I think, unless I’m missing anything, this all comes to:
$44,151
or $8830 per year or $21.50 per day, every day, from january 10th until today, august 26th 2018, including all the days I biked to work (every summer) and
Holy crap.
I’d like to say it was all worth it, that the joy and smiles and raw utility of, you know, getting around could somehow justify the price. It’s still cheaper than an Uber depending on where you go per day, but $736 extra cash per month could be put into, say, rent at a more convenient car-less life location.
I didn’t even include the price for things like car washes, windshield wipers, spraypaint, plastidip, interior shine wipes, Back to Black, Rain-X, the shop time and sweat effort of work I did myself (+friends) or the tools, etc.
It should be made very clear that this isn’t the same as simply buying a $44k car from the start. Almost 1/4 of the total is just for insurance, even as cheap as I got it. Over those years from age 20 to 25 the premium (for the same coverage) has halved because I’m supposedly “mature” and “responsible” now, so no matter what I had bought, really, would have been more.
If you phrase it like that: 1/4 for the car itself, 1/4 for insurance, 1/4 on gas and 1/4 on maintenance and related stuff, it doesn’t seem so bad. These cars aren’t known for their reliability but mine’s been pretty good if only 3 major things broke in 5 years of daily driving use.

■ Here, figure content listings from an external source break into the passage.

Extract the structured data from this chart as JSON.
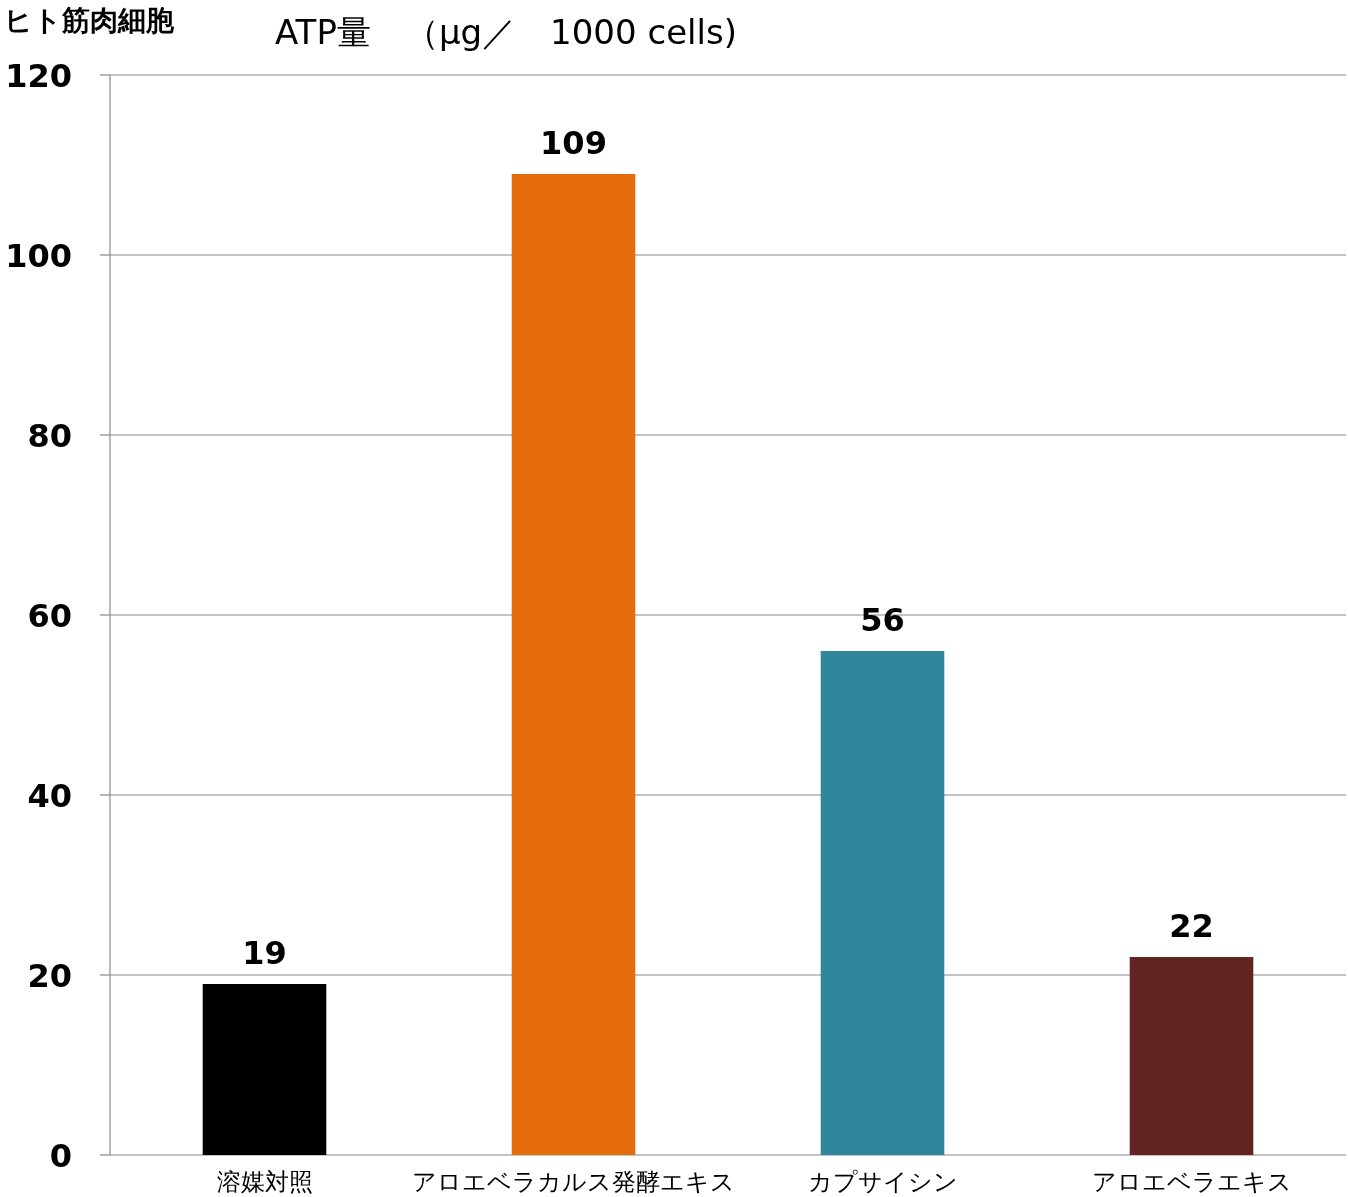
{
  "chart_data": {
    "type": "bar",
    "title": "ヒト筋肉細胞",
    "subtitle": "ATP量　（μg／　1000 cells)",
    "categories": [
      "溶媒対照",
      "アロエベラカルス発酵エキス",
      "カプサイシン",
      "アロエベラエキス"
    ],
    "values": [
      19,
      109,
      56,
      22
    ],
    "colors": [
      "#000000",
      "#e46c0a",
      "#31859c",
      "#632523"
    ],
    "ylim": [
      0,
      120
    ],
    "yticks": [
      0,
      20,
      40,
      60,
      80,
      100,
      120
    ],
    "grid": "y",
    "data_labels": true
  }
}
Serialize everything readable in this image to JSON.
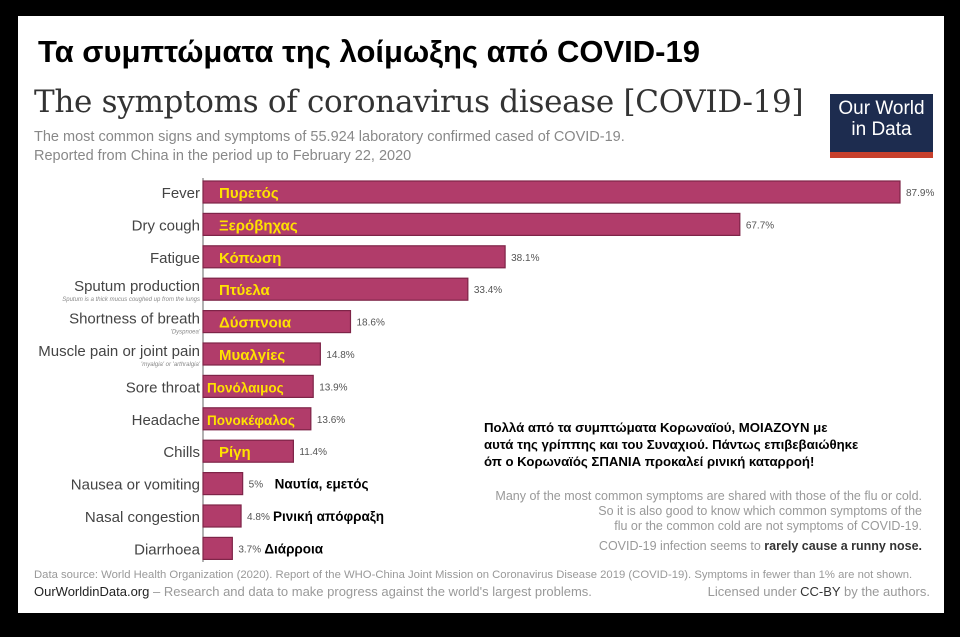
{
  "greek_title": "Τα συμπτώματα της λοίμωξης από COVID-19",
  "logo": {
    "line1": "Our World",
    "line2": "in Data"
  },
  "colors": {
    "bar": "#b13c6a",
    "bar_border": "#7e2448",
    "greek_label": "#ffe200",
    "logo_bg": "#1d2c4f",
    "logo_accent": "#c7402c"
  },
  "chart_data": {
    "type": "bar",
    "orientation": "horizontal",
    "title": "The symptoms of coronavirus disease [COVID-19]",
    "subtitle": [
      "The most common signs and symptoms of 55.924 laboratory confirmed cased of COVID-19.",
      "Reported from China in the period up to February 22, 2020"
    ],
    "categories": [
      "Fever",
      "Dry cough",
      "Fatigue",
      "Sputum production",
      "Shortness of breath",
      "Muscle pain or joint pain",
      "Sore throat",
      "Headache",
      "Chills",
      "Nausea or vomiting",
      "Nasal congestion",
      "Diarrhoea"
    ],
    "category_notes": [
      "",
      "",
      "",
      "Sputum is a thick mucus coughed up from the lungs",
      "'Dyspnoea'",
      "'myalgia' or 'arthralgia'",
      "",
      "",
      "",
      "",
      "",
      ""
    ],
    "greek_labels": [
      "Πυρετός",
      "Ξερόβηχας",
      "Κόπωση",
      "Πτύελα",
      "Δύσπνοια",
      "Μυαλγίες",
      "Πονόλαιμος",
      "Πονοκέφαλος",
      "Ρίγη",
      "Ναυτία, εμετός",
      "Ρινική απόφραξη",
      "Διάρροια"
    ],
    "values": [
      87.9,
      67.7,
      38.1,
      33.4,
      18.6,
      14.8,
      13.9,
      13.6,
      11.4,
      5,
      4.8,
      3.7
    ],
    "value_labels": [
      "87.9%",
      "67.7%",
      "38.1%",
      "33.4%",
      "18.6%",
      "14.8%",
      "13.9%",
      "13.6%",
      "11.4%",
      "5%",
      "4.8%",
      "3.7%"
    ],
    "unit": "%",
    "xlim": [
      0,
      88
    ],
    "grid": false,
    "legend": "none"
  },
  "notes": {
    "greek": [
      "Πολλά από τα συμπτώματα Κορωναϊού, ΜΟΙΑΖΟΥΝ με",
      "αυτά της γρίππης και του Συναχιού. Πάντως επιβεβαιώθηκε",
      "όπ ο Κορωναϊός ΣΠΑΝΙΑ προκαλεί ρινική καταρροή!"
    ],
    "english": [
      "Many of the most common symptoms are shared with those of the flu or cold.",
      "So it is also good to know which common symptoms of the",
      "flu or the common cold are not symptoms of COVID-19."
    ],
    "runny_prefix": "COVID-19 infection seems to ",
    "runny_bold": "rarely cause a runny nose."
  },
  "footer": {
    "source": "Data source: World Health Organization (2020). Report of the WHO-China Joint Mission on Coronavirus Disease 2019 (COVID-19). Symptoms in fewer than 1% are not shown.",
    "site": "OurWorldinData.org",
    "tagline": " – Research and data to make progress against the world's largest problems.",
    "license_prefix": "Licensed under ",
    "license": "CC-BY",
    "license_suffix": " by the authors."
  }
}
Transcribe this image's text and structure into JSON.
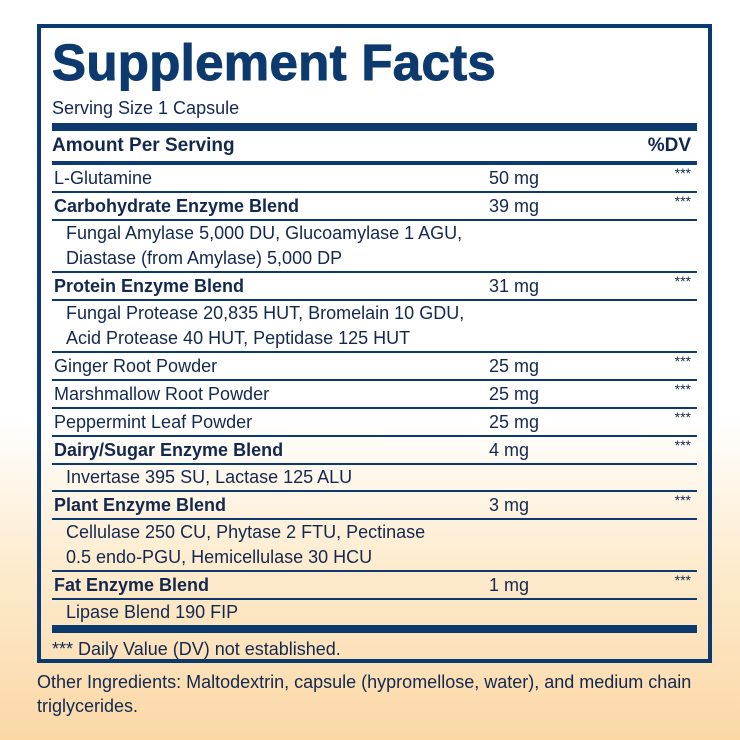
{
  "title": "Supplement Facts",
  "serving_size": "Serving Size 1 Capsule",
  "header": {
    "amount": "Amount Per Serving",
    "dv": "%DV"
  },
  "rows": [
    {
      "name": "L-Glutamine",
      "amount": "50 mg",
      "dv": "***",
      "bold": false
    },
    {
      "name": "Carbohydrate Enzyme Blend",
      "amount": "39 mg",
      "dv": "***",
      "bold": true,
      "sub": [
        "Fungal Amylase 5,000 DU, Glucoamylase 1 AGU,",
        "Diastase (from Amylase) 5,000 DP"
      ]
    },
    {
      "name": "Protein Enzyme Blend",
      "amount": "31 mg",
      "dv": "***",
      "bold": true,
      "sub": [
        "Fungal Protease 20,835 HUT, Bromelain 10 GDU,",
        "Acid Protease 40 HUT, Peptidase 125 HUT"
      ]
    },
    {
      "name": "Ginger Root Powder",
      "amount": "25 mg",
      "dv": "***",
      "bold": false
    },
    {
      "name": "Marshmallow Root Powder",
      "amount": "25 mg",
      "dv": "***",
      "bold": false
    },
    {
      "name": "Peppermint Leaf Powder",
      "amount": "25 mg",
      "dv": "***",
      "bold": false
    },
    {
      "name": "Dairy/Sugar Enzyme Blend",
      "amount": "4 mg",
      "dv": "***",
      "bold": true,
      "sub": [
        "Invertase 395 SU, Lactase 125 ALU"
      ]
    },
    {
      "name": "Plant Enzyme Blend",
      "amount": "3 mg",
      "dv": "***",
      "bold": true,
      "sub": [
        "Cellulase 250 CU, Phytase 2 FTU, Pectinase",
        "0.5 endo-PGU, Hemicellulase 30 HCU"
      ]
    },
    {
      "name": "Fat Enzyme Blend",
      "amount": "1 mg",
      "dv": "***",
      "bold": true,
      "sub": [
        "Lipase Blend 190 FIP"
      ]
    }
  ],
  "footnote": "*** Daily Value (DV) not established.",
  "other_ingredients": "Other Ingredients: Maltodextrin, capsule (hypromellose, water), and medium chain triglycerides.",
  "colors": {
    "navy": "#0d3a6e",
    "text": "#13284f",
    "peach": "#fbd8a6"
  }
}
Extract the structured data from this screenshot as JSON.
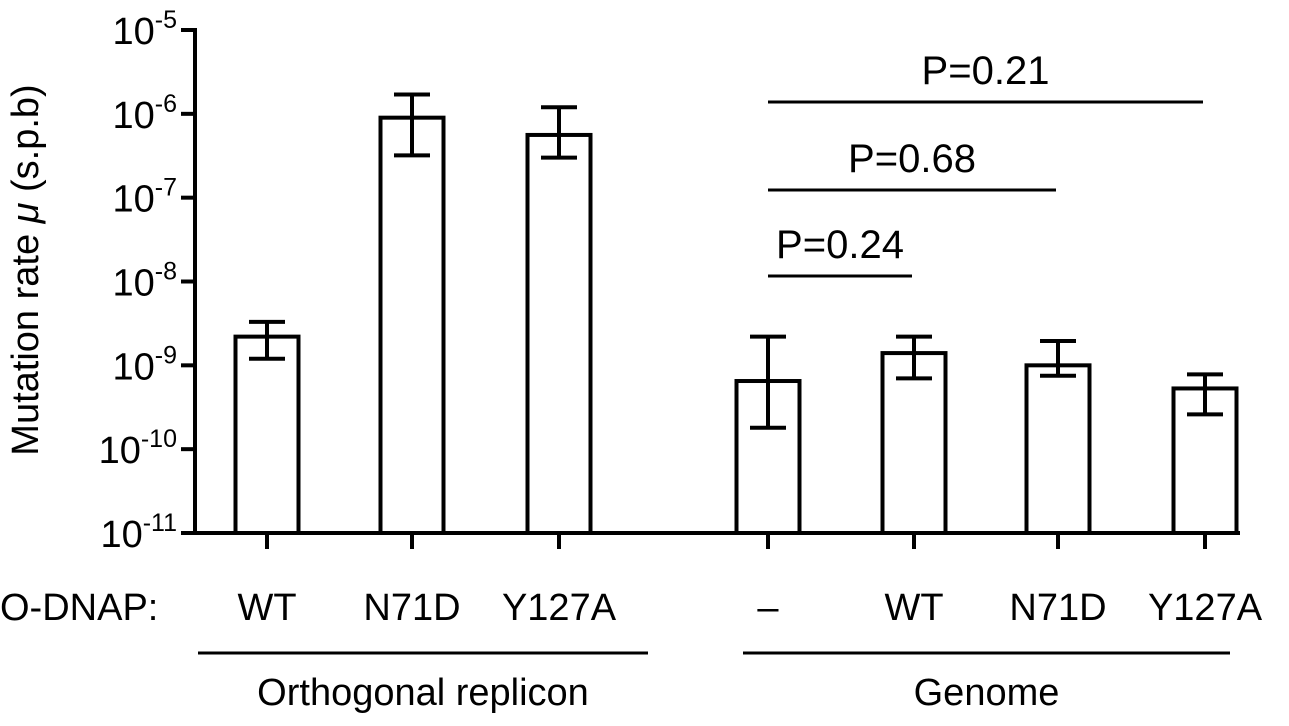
{
  "chart_data": {
    "type": "bar",
    "y_scale": "log",
    "ylim": [
      1e-11,
      1e-05
    ],
    "ylabel_prefix": "Mutation rate ",
    "ylabel_symbol": "μ",
    "ylabel_suffix": " (s.p.b)",
    "y_ticks": [
      {
        "base": "10",
        "exp": "-11",
        "value": 1e-11
      },
      {
        "base": "10",
        "exp": "-10",
        "value": 1e-10
      },
      {
        "base": "10",
        "exp": "-9",
        "value": 1e-09
      },
      {
        "base": "10",
        "exp": "-8",
        "value": 1e-08
      },
      {
        "base": "10",
        "exp": "-7",
        "value": 1e-07
      },
      {
        "base": "10",
        "exp": "-6",
        "value": 1e-06
      },
      {
        "base": "10",
        "exp": "-5",
        "value": 1e-05
      }
    ],
    "row_label": "O-DNAP:",
    "categories": [
      "WT",
      "N71D",
      "Y127A",
      "–",
      "WT",
      "N71D",
      "Y127A"
    ],
    "values": [
      2.2e-09,
      9e-07,
      5.6e-07,
      6.5e-10,
      1.4e-09,
      1e-09,
      5.3e-10
    ],
    "error_low": [
      1.2e-09,
      3.2e-07,
      3e-07,
      1.8e-10,
      7e-10,
      7.5e-10,
      2.6e-10
    ],
    "error_high": [
      3.3e-09,
      1.7e-06,
      1.2e-06,
      2.2e-09,
      2.2e-09,
      1.95e-09,
      7.8e-10
    ],
    "groups": [
      {
        "label": "Orthogonal replicon",
        "category_indices": [
          0,
          1,
          2
        ]
      },
      {
        "label": "Genome",
        "category_indices": [
          3,
          4,
          5,
          6
        ]
      }
    ],
    "comparisons": [
      {
        "from": 3,
        "to": 6,
        "label": "P=0.21"
      },
      {
        "from": 3,
        "to": 5,
        "label": "P=0.68"
      },
      {
        "from": 3,
        "to": 4,
        "label": "P=0.24"
      }
    ],
    "grid": false,
    "legend": "none"
  }
}
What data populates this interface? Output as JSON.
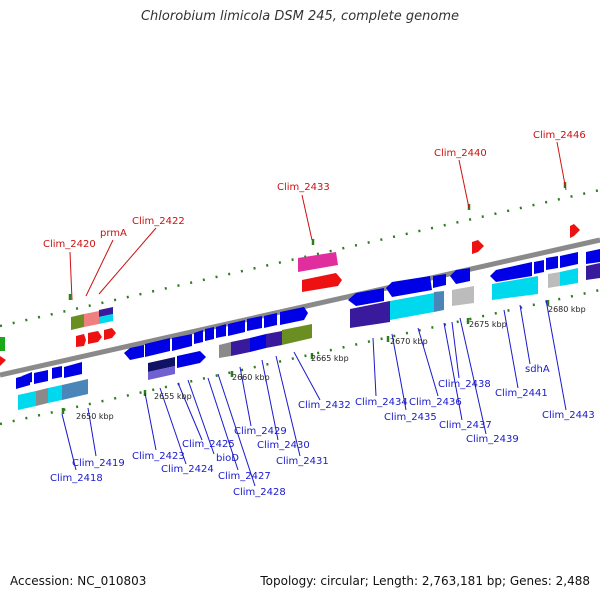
{
  "title": "Chlorobium limicola DSM 245, complete genome",
  "footer": {
    "accession": "Accession: NC_010803",
    "stats": "Topology: circular; Length: 2,763,181 bp; Genes: 2,488"
  },
  "colors": {
    "backbone": "#8a8a8a",
    "tick": "#2e7d1f",
    "gene_label": "#1a1acc",
    "special_label": "#cc1111",
    "cds": "#0000e6",
    "cds_dark": "#3a1a9c",
    "cds_light": "#00d8ee",
    "cds_steel": "#4a86b8",
    "cds_gray": "#8a8a8a",
    "cds_olive": "#6b8e23",
    "cds_pink": "#e02e9e",
    "cds_red": "#ee1111",
    "cds_salmon": "#f08080",
    "cds_silver": "#bcbcbc"
  },
  "scale_labels": [
    {
      "key": "s2650",
      "text": "2650 kbp",
      "position_kbp": 2650
    },
    {
      "key": "s2655",
      "text": "2655 kbp",
      "position_kbp": 2655
    },
    {
      "key": "s2660",
      "text": "2660 kbp",
      "position_kbp": 2660
    },
    {
      "key": "s2665",
      "text": "2665 kbp",
      "position_kbp": 2665
    },
    {
      "key": "s2670",
      "text": "2670 kbp",
      "position_kbp": 2670
    },
    {
      "key": "s2675",
      "text": "2675 kbp",
      "position_kbp": 2675
    },
    {
      "key": "s2680",
      "text": "2680 kbp",
      "position_kbp": 2680
    }
  ],
  "gene_labels_top": [
    {
      "key": "clim2420",
      "text": "Clim_2420"
    },
    {
      "key": "prmA",
      "text": "prmA"
    },
    {
      "key": "clim2422",
      "text": "Clim_2422"
    },
    {
      "key": "clim2433",
      "text": "Clim_2433"
    },
    {
      "key": "clim2440",
      "text": "Clim_2440"
    },
    {
      "key": "clim2446",
      "text": "Clim_2446"
    }
  ],
  "gene_labels_bottom": [
    {
      "key": "clim2418",
      "text": "Clim_2418"
    },
    {
      "key": "clim2419",
      "text": "Clim_2419"
    },
    {
      "key": "clim2423",
      "text": "Clim_2423"
    },
    {
      "key": "clim2424",
      "text": "Clim_2424"
    },
    {
      "key": "clim2425",
      "text": "Clim_2425"
    },
    {
      "key": "bioD",
      "text": "bioD"
    },
    {
      "key": "clim2427",
      "text": "Clim_2427"
    },
    {
      "key": "clim2428",
      "text": "Clim_2428"
    },
    {
      "key": "clim2429",
      "text": "Clim_2429"
    },
    {
      "key": "clim2430",
      "text": "Clim_2430"
    },
    {
      "key": "clim2431",
      "text": "Clim_2431"
    },
    {
      "key": "clim2432",
      "text": "Clim_2432"
    },
    {
      "key": "clim2434",
      "text": "Clim_2434"
    },
    {
      "key": "clim2435",
      "text": "Clim_2435"
    },
    {
      "key": "clim2436",
      "text": "Clim_2436"
    },
    {
      "key": "clim2437",
      "text": "Clim_2437"
    },
    {
      "key": "clim2438",
      "text": "Clim_2438"
    },
    {
      "key": "clim2439",
      "text": "Clim_2439"
    },
    {
      "key": "clim2441",
      "text": "Clim_2441"
    },
    {
      "key": "sdhA",
      "text": "sdhA"
    },
    {
      "key": "clim2443",
      "text": "Clim_2443"
    }
  ]
}
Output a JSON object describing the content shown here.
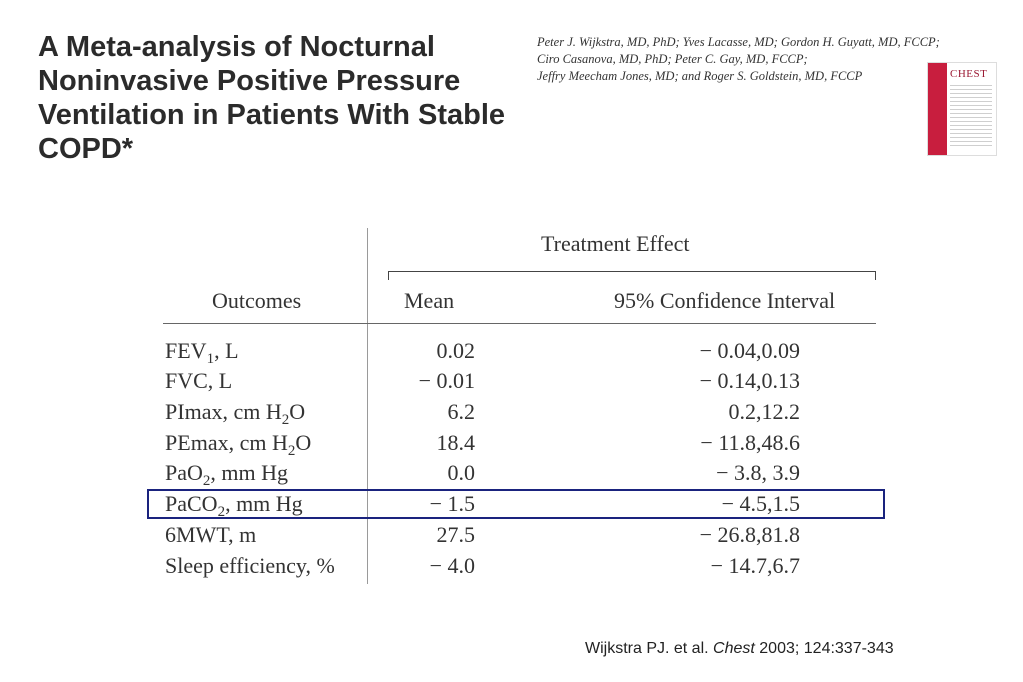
{
  "title": "A Meta-analysis of Nocturnal Noninvasive Positive Pressure Ventilation in Patients With Stable COPD*",
  "authors": [
    "Peter J. Wijkstra, MD, PhD; Yves Lacasse, MD; Gordon H. Guyatt, MD, FCCP;",
    "Ciro Casanova, MD, PhD; Peter C. Gay, MD, FCCP;",
    "Jeffry Meecham Jones, MD; and Roger S. Goldstein, MD, FCCP"
  ],
  "journal_cover": {
    "brand": "CHEST",
    "color": "#c81e3e"
  },
  "table": {
    "group_header": "Treatment Effect",
    "col_outcomes": "Outcomes",
    "col_mean": "Mean",
    "col_ci": "95% Confidence Interval",
    "rows": [
      {
        "pre": "FEV",
        "sub": "1",
        "post": ", L",
        "mean": "0.02",
        "ci": "− 0.04,0.09"
      },
      {
        "pre": "FVC, L",
        "sub": "",
        "post": "",
        "mean": "− 0.01",
        "ci": "− 0.14,0.13"
      },
      {
        "pre": "P",
        "sc": "I",
        "mid": "max, cm H",
        "sub": "2",
        "post": "O",
        "mean": "6.2",
        "ci": "0.2,12.2"
      },
      {
        "pre": "P",
        "sc": "E",
        "mid": "max, cm H",
        "sub": "2",
        "post": "O",
        "mean": "18.4",
        "ci": "− 11.8,48.6"
      },
      {
        "pre": "Pa",
        "sc": "O",
        "mid": "",
        "sub": "2",
        "post": ", mm Hg",
        "mean": "0.0",
        "ci": "− 3.8, 3.9"
      },
      {
        "pre": "Pa",
        "sc": "CO",
        "mid": "",
        "sub": "2",
        "post": ", mm Hg",
        "mean": "− 1.5",
        "ci": "− 4.5,1.5",
        "highlighted": true
      },
      {
        "pre": "6MWT, m",
        "sub": "",
        "post": "",
        "mean": "27.5",
        "ci": "− 26.8,81.8"
      },
      {
        "pre": "Sleep efficiency, %",
        "sub": "",
        "post": "",
        "mean": "− 4.0",
        "ci": "− 14.7,6.7"
      }
    ]
  },
  "citation": {
    "authors": "Wijkstra PJ. et al.",
    "journal": "Chest",
    "details": "2003; 124:337-343"
  },
  "colors": {
    "highlight_border": "#1a237e"
  }
}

The truth is, even if I had bought some boring econobox, I’d still be paying for 75,000 km of gas (regular gas instead of premium saves like $20 a month) and brakes and oil changes and whatever. Maybe a few hundred saver a year. Crashing is still expensive. Speeding tickets are the same no matter what.
Cars are always expensive, but I’d like to think I paid a fairly small amount for a big boost in life quality and general happiness with the specific car choice.